Most organizations with non-trivial data processing needs—including virtually all medium and large businesses and corporations—rely on enterprise application software (EAS), e.g.,CRM, SCM, and ERP, for their data processing and analysis. These EAS applications generally run on top of a DBMS, which handles the actual storage and retrieval of data. The performance of the underlying DBMS—i.e., its ability to process large amounts of data within an acceptable amount of time—is therefore of crucial importance for providing timely and accurate information to business decision makers using the EAS applications.

As businesses bring more and more data online and adopt more and more sophisticated analyses, the data processing requirements on the underlying DBMS grow correspondingly. However, the amount of time available for data analysis does not grow (the night is still only 12 hours long...) and expectations for system responsiveness do not decrease. EAS and DBMS software are expected to carry out the more sophisticated (and complex) analyses on the larger volumes of data just as quickly, and thus need to increase in performance over time.
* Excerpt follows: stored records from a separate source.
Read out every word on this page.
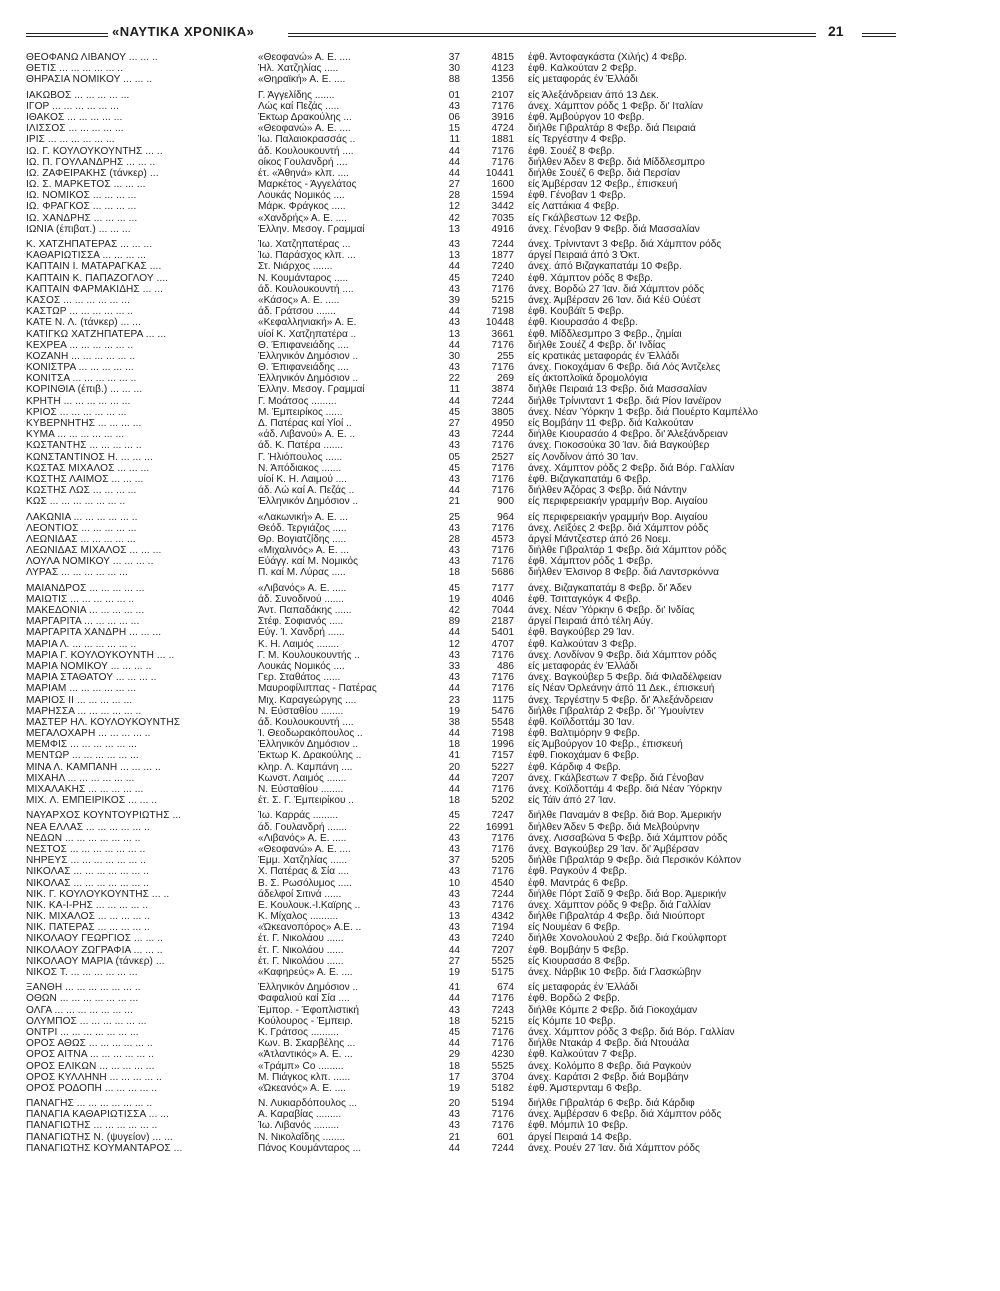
«ΝΑΥΤΙΚΑ ΧΡΟΝΙΚΑ»	21
ΘΕΟΦΑΝΩ ΛΙΒΑΝΟΥ ... ... ..	«Θεοφανώ» Α. Ε. ....	37	4815 έφθ. Άντοφαγκάστα (Χιλής) 4 Φεβρ.
ΘΕΤΙΣ ... ... ... ... ... ..	Ήλ. Χατζηλίας .....	30	4123 έφθ. Καλκούταν 2 Φεβρ.
ΘΗΡΑΣΙΑ ΝΟΜΙΚΟΥ ... ... ..	«Θηραϊκή» Α. Ε. ....	88	1356 είς μεταφοράς έν Έλλάδι
ΙΑΚΩΒΟΣ ... ... ... ... ...	Γ. Άγγελίδης .......	01	2107 είς Άλεξάνδρειαν άπό 13 Δεκ.
ΙΓΟΡ ... ... ... ... ... ...	Λώς καί Πεζάς .....	43	7176 άνεχ. Χάμπτον ρόδς 1 Φεβρ. δι' Ιταλίαν
ΙΘΑΚΟΣ ... ... ... ... ...	Έκτωρ Δρακούλης ...	06	3916 έφθ. Άμβούργον 10 Φεβρ.
ΙΛΙΣΣΟΣ ... ... ... ... ...	«Θεοφανώ» Α. Ε. ....	15	4724 διήλθε Γιβραλτάρ 8 Φεβρ. διά Πειραιά
ΙΡΙΣ ... ... ... ... ... ...	Ίω. Παλαιοκρασσάς ..	11	1881 είς Τεργέστην 4 Φεβρ.
ΙΩ. Γ. ΚΟΥΛΟΥΚΟΥΝΤΗΣ ... ..	άδ. Κουλουκουντή ....	44	7176 έφθ. Σουέζ 8 Φεβρ.
ΙΩ. Π. ΓΟΥΛΑΝΔΡΗΣ ... ... ..	οίκος Γουλανδρή ....	44	7176 διήλθεν Άδεν 8 Φεβρ. διά Μίδδλεσμπρο
ΙΩ. ΖΑΦΕΙΡΑΚΗΣ (τάνκερ) ...	έτ. «Άθηνά» κλπ. ....	44	10441 διήλθε Σουέζ 6 Φεβρ. διά Περσίαν
ΙΩ. Σ. ΜΑΡΚΕΤΟΣ ... ... ...	Μαρκέτος - Άγγελάτος	27	1600 είς Άμβέρσαν 12 Φεβρ., έπισκευή
ΙΩ. ΝΟΜΙΚΟΣ ... ... ... ...	Λουκάς Νομικός ....	28	1594 έφθ. Γένοβαν 1 Φεβρ.
ΙΩ. ΦΡΑΓΚΟΣ ... ... ... ...	Μάρκ. Φράγκος .....	12	3442 είς Λαττάκια 4 Φεβρ.
ΙΩ. ΧΑΝΔΡΗΣ ... ... ... ...	«Χανδρής» Α. Ε. ....	42	7035 είς Γκάλβεστων 12 Φεβρ.
ΙΩΝΙΑ (έπιβατ.) ... ... ...	Έλλην. Μεσογ. Γραμμαί	13	4916 άνεχ. Γένοβαν 9 Φεβρ. διά Μασσαλίαν
Κ. ΧΑΤΖΗΠΑΤΕΡΑΣ ... ... ...	Ίω. Χατζηπατέρας ...	43	7244 άνεχ. Τρίνινταντ 3 Φεβρ. διά Χάμπτον ρόδς
ΚΑΘΑΡΙΩΤΙΣΣΑ ... ... ... ...	Ίω. Παράσχος κλπ. ...	13	1877 άργεί Πειραιά άπό 3 Όκτ.
ΚΑΠΤΑΙΝ Ι. ΜΑΤΑΡΑΓΚΑΣ ....	Στ. Νιάρχος .......	44	7240 άνεχ. άπό Βιζαγκαπατάμ 10 Φεβρ.
ΚΑΠΤΑΙΝ Κ. ΠΑΠΑΖΟΓΛΟΥ ....	Ν. Κουμάνταρος .....	45	7240 έφθ. Χάμπτον ρόδς 8 Φεβρ.
ΚΑΠΤΑΙΝ ΦΑΡΜΑΚΙΔΗΣ ... ...	άδ. Κουλουκουντή ....	43	7176 άνεχ. Βορδώ 27 Ίαν. διά Χάμπτον ρόδς
ΚΑΣΟΣ ... ... ... ... ... ...	«Κάσος» Α. Ε. .....	39	5215 άνεχ. Άμβέρσαν 26 Ίαν. διά Κέϋ Ούέστ
ΚΑΣΤΩΡ ... ... ... ... ... ..	άδ. Γράτσου .......	44	7198 έφθ. Κουβάϊτ 5 Φεβρ.
ΚΑΤΕ Ν. Λ. (τάνκερ) ... ...	«Κεφαλληνιακή» Α. Ε.	43	10448 έφθ. Κιουρασάο 4 Φεβρ.
ΚΑΤΙΓΚΩ ΧΑΤΖΗΠΑΤΕΡΑ ... ...	υίοί Κ. Χατζηπατέρα ..	13	3661 έφθ. Μίδδλεσμπρο 3 Φεβρ., ζημίαι
ΚΕΧΡΕΑ ... ... ... ... ... ..	Θ. Έπιφανειάδης ....	44	7176 διήλθε Σουέζ 4 Φεβρ. δι' Ινδίας
ΚΟΖΑΝΗ ... ... ... ... ... ..	Έλληνικόν Δημόσιον ..	30	255 είς κρατικάς μεταφοράς έν Έλλάδι
ΚΟΝΙΣΤΡΑ ... ... ... ... ...	Θ. Έπιφανειάδης ....	43	7176 άνεχ. Γιοκοχάμαν 6 Φεβρ. διά Λός Άντζελες
ΚΟΝΙΤΣΑ ... ... ... ... ... ..	Έλληνικόν Δημόσιον ..	22	269 είς άκτοπλοϊκά δρομολόγια
ΚΟΡΙΝΘΙΑ (έπιβ.) ... ... ...	Έλλην. Μεσογ. Γραμμαί	11	3874 διήλθε Πειραιά 13 Φεβρ. διά Μασσαλίαν
ΚΡΗΤΗ ... ... ... ... ... ...	Γ. Μοάτσος .........	44	7244 διήλθε Τρίνινταντ 1 Φεβρ. διά Ρίον Ιανέϊρον
ΚΡΙΟΣ ... ... ... ... ... ...	Μ. Έμπειρίκος ......	45	3805 άνεχ. Νέαν Ύόρκην 1 Φεβρ. διά Πουέρτο Καμπέλλο
ΚΥΒΕΡΝΗΤΗΣ ... ... ... ...	Δ. Πατέρας καί Υίοί ..	27	4950 είς Βομβάην 11 Φεβρ. διά Καλκούταν
ΚΥΜΑ ... ... ... ... ... ...	«άδ. Λιβανού» Α. Ε. ..	43	7244 διήλθε Κιουρασάο 4 Φεβρο. δι' Άλεξάνδρειαν
ΚΩΣΤΑΝΤΗΣ ... ... ... ... ..	άδ. Κ. Πατέρα .......	43	7176 άνεχ. Γιοκοσούκα 30 Ίαν. διά Βαγκούβερ
ΚΩΝΣΤΑΝΤΙΝΟΣ Η. ... ... ...	Γ. Ήλιόπουλος ......	05	2527 είς Λονδίνον άπό 30 Ίαν.
ΚΩΣΤΑΣ ΜΙΧΑΛΟΣ ... ... ...	Ν. Άπόδιακος .......	45	7176 άνεχ. Χάμπτον ρόδς 2 Φεβρ. διά Βόρ. Γαλλίαν
ΚΩΣΤΗΣ ΛΑΙΜΟΣ ... ... ...	υίοί Κ. Η. Λαιμού ....	43	7176 έφθ. Βιζαγκαπατάμ 6 Φεβρ.
ΚΩΣΤΗΣ ΛΩΣ ... ... ... ...	άδ. Λώ καί Α. Πεζάς ..	44	7176 διήλθεν Άζόρας 3 Φεβρ. διά Νάντην
ΚΩΣ ... ... ... ... ... ... ..	Έλληνικόν Δημόσιον ..	21	900 είς περιφερειακήν γραμμήν Βορ. Αιγαίου
ΛΑΚΩΝΙΑ ... ... ... ... ... ..	«Λακωνική» Α. Ε. ...	25	964 είς περιφερειακήν γραμμήν Βορ. Αιγαίου
ΛΕΟΝΤΙΟΣ ... ... ... ... ...	Θεόδ. Τεργιάζος .....	43	7176 άνεχ. Λεϊξόες 2 Φεβρ. διά Χάμπτον ρόδς
ΛΕΩΝΙΔΑΣ ... ... ... ... ...	Θρ. Βογιατζίδης .....	28	4573 άργεί Μάντζεστερ άπό 26 Νοεμ.
ΛΕΩΝΙΔΑΣ ΜΙΧΑΛΟΣ ... ... ...	«Μιχαλινός» Α. Ε. ...	43	7176 διήλθε Γιβραλτάρ 1 Φεβρ. διά Χάμπτον ρόδς
ΛΟΥΛΑ ΝΟΜΙΚΟΥ ... ... ... ..	Εύάγγ. καί Μ. Νομικός	43	7176 έφθ. Χάμπτον ρόδς 1 Φεβρ.
ΛΥΡΑΣ ... ... ... ... ... ...	Π. καί Μ. Λύρας .....	18	5686 διήλθεν Έλσινορ 8 Φεβρ. διά Λαντσρκόννα
ΜΑΙΑΝΔΡΟΣ ... ... ... ... ...	«Λιβανός» Α. Ε. .....	45	7177 άνεχ. Βιζαγκαπατάμ 8 Φεβρ. δι' Άδεν
ΜΑΙΩΤΙΣ ... ... ... ... ... ..	άδ. Συνοδινού .......	19	4046 έφθ. Τσιτταγκόγκ 4 Φεβρ.
ΜΑΚΕΔΟΝΙΑ ... ... ... ... ...	Άντ. Παπαδάκης ......	42	7044 άνεχ. Νέαν Ύόρκην 6 Φεβρ. δι' Ινδίας
ΜΑΡΓΑΡΙΤΑ ... ... ... ... ...	Στέφ. Σοφιανός .....	89	2187 άργεί Πειραιά άπό τέλη Αύγ.
ΜΑΡΓΑΡΙΤΑ ΧΑΝΔΡΗ ... ... ...	Εύγ. Ί. Χανδρή ......	44	5401 έφθ. Βαγκούβερ 29 Ίαν.
ΜΑΡΙΑ Λ. ... ... ... ... ... ..	Κ. Η. Λαιμός ........	12	4707 έφθ. Καλκούταν 3 Φεβρ.
ΜΑΡΙΑ Γ. ΚΟΥΛΟΥΚΟΥΝΤΗ ... ..	Γ. Μ. Κουλουκουντής ..	43	7176 άνεχ. Λονδίνον 9 Φεβρ. διά Χάμπτον ρόδς
ΜΑΡΙΑ ΝΟΜΙΚΟΥ ... ... ... ..	Λουκάς Νομικός ....	33	486 είς μεταφοράς έν Έλλάδι
ΜΑΡΙΑ ΣΤΑΘΑΤΟΥ ... ... ... ..	Γερ. Σταθάτος ......	43	7176 άνεχ. Βαγκούβερ 5 Φεβρ. διά Φιλαδέλφειαν
ΜΑΡΙΑΜ ... ... ... ... ... ...	Μαυροφίλιππας - Πατέρας	44	7176 είς Νέαν Όρλεάνην άπό 11 Δεκ., έπισκευή
ΜΑΡΙΟΣ ΙΙ ... ... ... ... ...	Μιχ. Καραγεώργης ....	23	1175 άνεχ. Τεργέστην 5 Φεβρ. δι' Άλεξάνδρειαν
ΜΑΡΗΣΣΑ ... ... ... ... ... ..	Ν. Εύσταθίου ........	19	5476 διήλθε Γιβραλτάρ 2 Φεβρ. δι' Ύμουίντεν
ΜΑΣΤΕΡ ΗΛ. ΚΟΥΛΟΥΚΟΥΝΤΗΣ	άδ. Κουλουκουντή ....	38	5548 έφθ. Κοϊλδοττάμ 30 Ίαν.
ΜΕΓΑΛΟΧΑΡΗ ... ... ... ... ..	Ί. Θεοδωρακόπουλος ..	44	7198 έφθ. Βαλτιμόρην 9 Φεβρ.
ΜΕΜΦΙΣ ... ... ... ... ... ...	Έλληνικόν Δημόσιον ..	18	1996 είς Άμβούργον 10 Φεβρ., έπισκευή
ΜΕΝΤΩΡ ... ... ... ... ... ...	Έκτωρ Κ. Δρακούλης ..	41	7157 έφθ. Γιοκοχάμαν 6 Φεβρ.
ΜΙΝΑ Λ. ΚΑΜΠΑΝΗ ... ... ... ..	κληρ. Λ. Καμπάνη ....	20	5227 έφθ. Κάρδιφ 4 Φεβρ.
ΜΙΧΑΗΛ ... ... ... ... ... ...	Κωνστ. Λαιμός .......	44	7207 άνεχ. Γκάλβεστων 7 Φεβρ. διά Γένοβαν
ΜΙΧΑΛΑΚΗΣ ... ... ... ... ...	Ν. Εύσταθίου ........	44	7176 άνεχ. Κοϊλδοττάμ 4 Φεβρ. διά Νέαν Ύόρκην
ΜΙΧ. Λ. ΕΜΠΕΙΡΙΚΟΣ ... ... ..	έτ. Σ. Γ. Έμπειρίκου ..	18	5202 είς Τάϊν άπό 27 Ίαν.
ΝΑΥΑΡΧΟΣ ΚΟΥΝΤΟΥΡΙΩΤΗΣ ...	Ίω. Καρράς .........	45	7247 διήλθε Παναμάν 8 Φεβρ. διά Βορ. Άμερικήν
ΝΕΑ ΕΛΛΑΣ ... ... ... ... ... ..	άδ. Γουλανδρή .......	22	16991 διήλθεν Άδεν 5 Φεβρ. διά Μελβούρνην
ΝΕΔΩΝ ... ... ... ... ... ... ..	«Λιβανός» Α. Ε. .....	43	7176 άνεχ. Λισσαβώνα 5 Φεβρ. διά Χάμπτον ρόδς
ΝΕΣΤΟΣ ... ... ... ... ... ... ..	«Θεοφανώ» Α. Ε. ....	43	7176 άνεχ. Βαγκούβερ 29 Ίαν. δι' Άμβέρσαν
ΝΗΡΕΥΣ ... ... ... ... ... ... ..	Έμμ. Χατζηλίας ......	37	5205 διήλθε Γιβραλτάρ 9 Φεβρ. διά Περσικόν Κόλπον
ΝΙΚΟΛΑΣ ... ... ... ... ... ... ..	Χ. Πατέρας & Σία ....	43	7176 έφθ. Ραγκούν 4 Φεβρ.
ΝΙΚΟΛΑΣ ... ... ... ... ... ... ..	Β. Σ. Ρωσόλυμος .....	10	4540 έφθ. Μαντράς 6 Φεβρ.
ΝΙΚ. Γ. ΚΟΥΛΟΥΚΟΥΝΤΗΣ ... ..	άδελφοί Σιτινά ......	43	7244 διήλθε Πόρτ Σαϊδ 9 Φεβρ. διά Βορ. Άμερικήν
ΝΙΚ. ΚΑ-Ι-ΡΗΣ ... ... ... ... ..	Ε. Κουλουκ.-Ι.Καϊρης ..	43	7176 άνεχ. Χάμπτον ρόδς 9 Φεβρ. διά Γαλλίαν
ΝΙΚ. ΜΙΧΑΛΟΣ ... ... ... ... ..	Κ. Μίχαλος ..........	13	4342 διήλθε Γιβραλτάρ 4 Φεβρ. διά Νιούπορτ
ΝΙΚ. ΠΑΤΕΡΑΣ ... ... ... ... ..	«Ώκεανοπόρος» Α.Ε. ..	43	7194 είς Νουμέαν 6 Φεβρ.
ΝΙΚΟΛΑΟΥ ΓΕΩΡΓΙΟΣ ... ... ..	έτ. Γ. Νικολάου ......	43	7240 διήλθε Χονολουλού 2 Φεβρ. διά Γκούλφπορτ
ΝΙΚΟΛΑΟΥ ΖΩΓΡΑΦΙΑ ... ... ..	έτ. Γ. Νικολάου ......	44	7207 έφθ. Βομβάην 5 Φεβρ.
ΝΙΚΟΛΑΟΥ ΜΑΡΙΑ (τάνκερ) ...	έτ. Γ. Νικολάου ......	27	5525 είς Κιουρασάο 8 Φεβρ.
ΝΙΚΟΣ Τ. ... ... ... ... ... ...	«Καφηρεύς» Α. Ε. ....	19	5175 άνεχ. Νάρβικ 10 Φεβρ. διά Γλασκώβην
ΞΑΝΘΗ ... ... ... ... ... ... ..	Έλληνικόν Δημόσιον ..	41	674 είς μεταφοράς έν Έλλάδι
ΟΘΩΝ ... ... ... ... ... ... ...	Φαφαλιού καί Σία ....	44	7176 έφθ. Βορδώ 2 Φεβρ.
ΟΛΓΑ ... ... ... ... ... ... ...	Έμπορ. - Έφοπλιστική	43	7243 διήλθε Κόμπε 2 Φεβρ. διά Γιοκοχάμαν
ΟΛΥΜΠΟΣ ... ... ... ... ... ...	Κούλουρος - Έμπειρ.	18	5215 είς Κόμπε 10 Φεβρ.
ΟΝΤΡΙ ... ... ... ... ... ... ...	Κ. Γράτσος ..........	45	7176 άνεχ. Χάμπτον ρόδς 3 Φεβρ. διά Βόρ. Γαλλίαν
ΟΡΟΣ ΑΘΩΣ ... ... ... ... ... ..	Κων. Β. Σκαρβέλης ...	44	7176 διήλθε Ντακάρ 4 Φεβρ. διά Ντουάλα
ΟΡΟΣ ΑΙΤΝΑ ... ... ... ... ... ..	«Άτλαντικός» Α. Ε. ...	29	4230 έφθ. Καλκούταν 7 Φεβρ.
ΟΡΟΣ ΕΛΙΚΩΝ ... ... ... ... ...	«Τράμπ» Co .........	18	5525 άνεχ. Κολόμπο 8 Φεβρ. διά Ραγκούν
ΟΡΟΣ ΚΥΛΛΗΝΗ ... ... ... ... ..	Μ. Πιάγκος κλπ. ......	17	3704 άνεχ. Καράτσι 2 Φεβρ. διά Βομβάην
ΟΡΟΣ ΡΟΔΟΠΗ ... ... ... ... ..	«Ώκεανός» Α. Ε. ....	19	5182 έφθ. Άμστερνταμ 6 Φεβρ.
ΠΑΝΑΓΗΣ ... ... ... ... ... ... ..	Ν. Λυκιαρδόπουλος ...	20	5194 διήλθε Γιβραλτάρ 6 Φεβρ. διά Κάρδιφ
ΠΑΝΑΓΙΑ ΚΑΘΑΡΙΩΤΙΣΣΑ ... ...	Α. Καραβίας .........	43	7176 άνεχ. Άμβέρσαν 6 Φεβρ. διά Χάμπτον ρόδς
ΠΑΝΑΓΙΩΤΗΣ ... ... ... ... ... ..	Ίω. Λιβανός .........	43	7176 έφθ. Μόμπιλ 10 Φεβρ.
ΠΑΝΑΓΙΩΤΗΣ Ν. (ψυγείον) ... ...	Ν. Νικολαΐδης ........	21	601 άργεί Πειραιά 14 Φεβρ.
ΠΑΝΑΓΙΩΤΗΣ ΚΟΥΜΑΝΤΑΡΟΣ ...	Πάνος Κουμάνταρος ...	44	7244 άνεχ. Ρουέν 27 Ίαν. διά Χάμπτον ρόδς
This means that DBMS performance continues to be a pressing concern for such organizations.

Field specialization increases the performance of the underlying DBMS. As data management is perhaps the major component of EAS performance, a faster DBMS implies a more responsive EAS. That in turn results in greater user efficiency: users don’t have to wait as long for reports to materialize, and can perform more complex business analyses on greater amounts of data. The end result is smoother operations and better business decisions.

Field specialization offers DBMS vendors the opportunity to significantly speed up their DBMS in a manner orthogonal to existing optimization strategies.